Oscar Isaac (Carey Mulligan’s loser husband in Drive) is a folk singer who gets by on his earnest music and pity over the suicide of his ex-partner, not on his abilities to make or keep friends or smoothly adapt to change. He sleeps at fellow folkies Jean & Jim’s place (cutie couple Justin Timberlake and Carey Mulligan) or arts patrons The Gorfeins. Llewyn may have gotten Jean pregnant, and he accidentally receives (then loses) the Gorfeins’ cat. He’s running out of career options and hastily plans a last-ditch trip to Chicago in the company of sullen actor Garrett Hedlund and grotesque blues man John Goodman, to (unsuccessfully) audition at a major club.

R. Brody: “The symbolic aspect of this sidebar is clear.
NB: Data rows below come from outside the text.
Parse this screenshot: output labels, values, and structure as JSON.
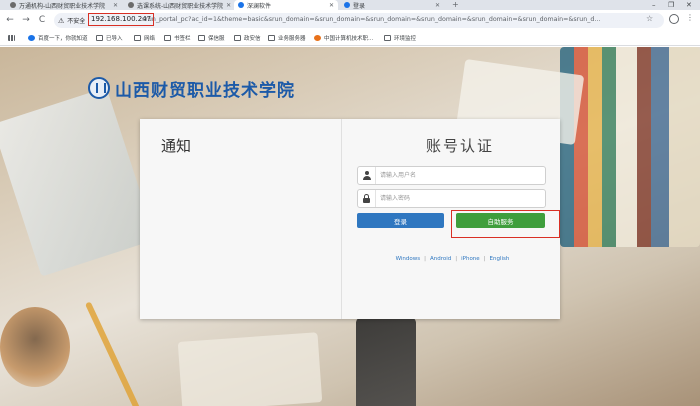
{
  "browser": {
    "tabs": [
      {
        "title": "万通机构-山西财贸职业技术学院",
        "active": false,
        "favicon_color": "#6b6b6b"
      },
      {
        "title": "选课系统-山西财贸职业技术学院",
        "active": false,
        "favicon_color": "#6b6b6b"
      },
      {
        "title": "深澜软件",
        "active": true,
        "favicon_color": "#1a73e8"
      },
      {
        "title": "登录",
        "active": false,
        "favicon_color": "#1a73e8"
      }
    ],
    "new_tab_label": "+",
    "window_controls": {
      "minimize": "–",
      "restore": "❐",
      "close": "✕"
    },
    "nav": {
      "back": "←",
      "forward": "→",
      "reload": "C"
    },
    "security_label": "不安全",
    "url_host": "192.168.100.247",
    "url_rest": "srun_portal_pc?ac_id=1&theme=basic&srun_domain=&srun_domain=&srun_domain=&srun_domain=&srun_domain=&srun_domain=&srun_d...",
    "bookmarks": [
      {
        "label": "百度一下，你就知道",
        "icon": "baidu-icon"
      },
      {
        "label": "已导入",
        "icon": "folder-icon"
      },
      {
        "label": "网络",
        "icon": "folder-icon"
      },
      {
        "label": "书签栏",
        "icon": "folder-icon"
      },
      {
        "label": "保信服",
        "icon": "folder-icon"
      },
      {
        "label": "政安信",
        "icon": "folder-icon"
      },
      {
        "label": "业务服务器",
        "icon": "folder-icon"
      },
      {
        "label": "中国计算机技术职...",
        "icon": "site-icon"
      },
      {
        "label": "环境监控",
        "icon": "folder-icon"
      }
    ]
  },
  "page": {
    "school_name": "山西财贸职业技术学院",
    "notice_title": "通知",
    "auth_title": "账号认证",
    "username_placeholder": "请输入用户名",
    "password_placeholder": "请输入密码",
    "login_button": "登录",
    "self_service_button": "自助服务",
    "clients": [
      "Windows",
      "Android",
      "iPhone",
      "English"
    ],
    "client_separator": "|",
    "colors": {
      "primary": "#2f77c0",
      "success": "#3f9e3c",
      "highlight": "#d93025",
      "brand": "#1c5aa8"
    }
  }
}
The jazzman is a hardened cynic with a wound, a habit—and a career; the young actor is a self-deluding purist trapped in humiliating servitude; and for Davis, both options appear unbearable.”

Interesting how the end of Llewyn Davis is similar/opposite to the end of The Grandmaster. In Grandmaster, Ip Man has suffered and ended up alone, but we see a young guy who is obviously Bruce Lee, and the movie is telling us that Ip’s legacy and teachings will live on gloriously. In the Coen movie, Llewyn has suffered and ended up alone getting his ass kicked in an alley, but we see a young guy who is obviously Bob Dylan, and the movie is telling us Llewyn has run out of time, than his whole genre is about to be transformed and move on without him.

B. Ebiri:

The film fades to black, and the Dylan song, victorious, plays over the end credits. Somewhere along the way, you figure Dylan has been on his own, significantly luckier trajectory – maybe like the Incredible Journey that Ulysses the cat must have been on. But we didn’t see that journey. We saw the other journey — the one with some loser named Llewyn and a nameless, wounded cat. In many ways, that’s the journey the rest of us are also on.

M. Koresky:

It ought to be rather clear by now that the Coens’ body of work constitutes the closest we have to a consistent existential American cinema. This helps explain that sense of detachment in their films, often misread as condescension. Theirs is admittedly not an open-arms type of filmmaking, but no one could accuse Inside Llewyn Davis, at once their warmest and most fragile film, of treating its complicated, imperfect protagonist with disdain. From its opening shot, the camera caresses Llewyn (Oscar Isaac), who enters from frame right to meet a microphone in wait.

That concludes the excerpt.